Fuera ya de cualquier tipo de broma, no hay página de la que no se pueda extraer algún tipo de enseñanza, fundamentalmente a nivel práctico lo que hace la lectura amena y enriquecedora.
Se achaca a los romanos, frente a la indulgencia con la que habitualmente se ha tratado a los griegos, una falta de calidad estética en sus realizaciones artísticas; afortunadamente éste es un planteamiento superado y vistos los restos que persisten de su civilización, no podemos evaluar sino de forma positiva el legado que nos transmite Vitruvio; este espíritu pegado al suelo no impide que el arquitecto romano sea quien defina la arquitectura como la actividad que se compone “de orden, que los griegos llaman taxis; de euritmia o proporción (simetría, decoro) y de distribución, que en griego se dice oikonomía”.
Su libro abarca desde la concreción de los espacios urbanos a los materiales usados en el levantamiento de los edificios; en algunos casos se recurre a la antropometría (el famoso “hombre vitruviano” capítulo primero del libro III) para determinar las proporciones de las formas.

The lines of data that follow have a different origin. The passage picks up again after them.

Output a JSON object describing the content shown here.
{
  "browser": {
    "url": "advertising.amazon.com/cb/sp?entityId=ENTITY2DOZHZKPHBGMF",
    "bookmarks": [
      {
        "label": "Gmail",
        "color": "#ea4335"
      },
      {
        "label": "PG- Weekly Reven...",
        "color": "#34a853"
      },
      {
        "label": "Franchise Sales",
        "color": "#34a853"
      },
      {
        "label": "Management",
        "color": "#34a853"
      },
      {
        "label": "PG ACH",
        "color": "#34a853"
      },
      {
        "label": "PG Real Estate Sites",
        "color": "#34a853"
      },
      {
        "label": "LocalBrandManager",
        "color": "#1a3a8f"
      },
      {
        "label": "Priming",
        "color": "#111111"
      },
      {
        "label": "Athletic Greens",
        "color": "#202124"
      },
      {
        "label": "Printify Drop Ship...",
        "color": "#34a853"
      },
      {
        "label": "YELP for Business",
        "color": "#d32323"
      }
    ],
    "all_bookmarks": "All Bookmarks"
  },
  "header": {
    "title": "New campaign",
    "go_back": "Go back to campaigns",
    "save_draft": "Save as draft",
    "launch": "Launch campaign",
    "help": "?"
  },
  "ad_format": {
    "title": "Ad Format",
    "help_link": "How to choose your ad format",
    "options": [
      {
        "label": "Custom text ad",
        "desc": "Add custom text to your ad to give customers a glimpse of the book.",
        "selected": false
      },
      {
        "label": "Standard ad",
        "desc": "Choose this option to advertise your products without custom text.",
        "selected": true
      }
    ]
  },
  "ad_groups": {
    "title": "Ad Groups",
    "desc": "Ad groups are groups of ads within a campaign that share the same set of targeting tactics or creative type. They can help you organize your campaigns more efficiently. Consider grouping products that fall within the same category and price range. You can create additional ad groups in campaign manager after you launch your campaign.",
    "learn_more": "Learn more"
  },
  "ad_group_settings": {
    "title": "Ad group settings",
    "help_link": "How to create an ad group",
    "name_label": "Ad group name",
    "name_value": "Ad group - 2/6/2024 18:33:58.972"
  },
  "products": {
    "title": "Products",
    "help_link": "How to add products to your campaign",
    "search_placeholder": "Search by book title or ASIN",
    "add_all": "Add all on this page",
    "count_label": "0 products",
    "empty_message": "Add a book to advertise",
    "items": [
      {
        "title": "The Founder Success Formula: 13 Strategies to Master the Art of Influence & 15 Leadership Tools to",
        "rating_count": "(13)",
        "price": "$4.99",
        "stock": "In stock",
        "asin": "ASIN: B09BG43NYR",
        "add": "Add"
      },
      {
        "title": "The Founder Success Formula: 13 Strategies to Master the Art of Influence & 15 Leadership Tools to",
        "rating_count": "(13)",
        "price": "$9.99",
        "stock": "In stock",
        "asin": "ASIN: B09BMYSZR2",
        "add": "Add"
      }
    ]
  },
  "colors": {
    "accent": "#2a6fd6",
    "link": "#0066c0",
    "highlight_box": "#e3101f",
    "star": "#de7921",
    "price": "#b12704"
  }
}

Se analizan los órdenes de columnas, cuáles son los más adecuados para los templos; las características de los edificios urbanos (teatros y baños especialmente); las peculiaridades de las viviendas privadas (libro VI); la decoración pictórica (libro VII, capítulo cinco y siguientes). La obra concluye estudiando detenidamente algunos principios de ingeniería, como buen romano de la época de Augusto que era, en los libros VIII, IX y X.
Este criterio realista se pone de manifiesto a la hora de evaluar la calidad de la arquitectura: “Así pues, las obras realizadas se aprecian considerándolas desde estos tres puntos de vista, a saber, en cuanto a la exactitud de la ejecución del trabajo, a la magnificencia y a la disposición del conjunto. Cuando se ve una obra realizada con magnificencia, se ensalza al dueño por el coste de la obra; si se ve que el trabajo está hecho con habilidad, se elogia la destreza del albañil; pero si el edificio alcanza su mérito por su elegancia, proporciones y simetría, la gloria será para el arquitecto. Ahora bien, esto lo conseguirá el arquitecto cuando se preste a aceptar la sindicaciones tanto de los obreros como de los propietarios, pues, en efecto, todos los hombres y no sólo los arquitectos, están en condiciones de juzgar lo bueno: la diferencia entre arquitecto y propietario estriba en que el segundo no puede saber lo que será una obra hasta que no la ve terminada; en cambio el arquitecto, una vez que tenga en su mente formada la idea, ve, aun antes de emprender la obra, el efecto fututo de su belleza, de su utilidad y de su decoro”.
Aunque hay ediciones más modernas, he citado según la mía, ya vieja a estas alturas, en traducción de Agustín Blánquez para la editorial Iberia, Barcelona 1980.
Es un libro de lectura obligada para cualquier persona que se intente acercar con criterio a las obras de arte, especialmente a las arquitectónicas, a la tecnología y a las humanidades en general. Y no resulta difícil de leer. Así que, no hay excusas.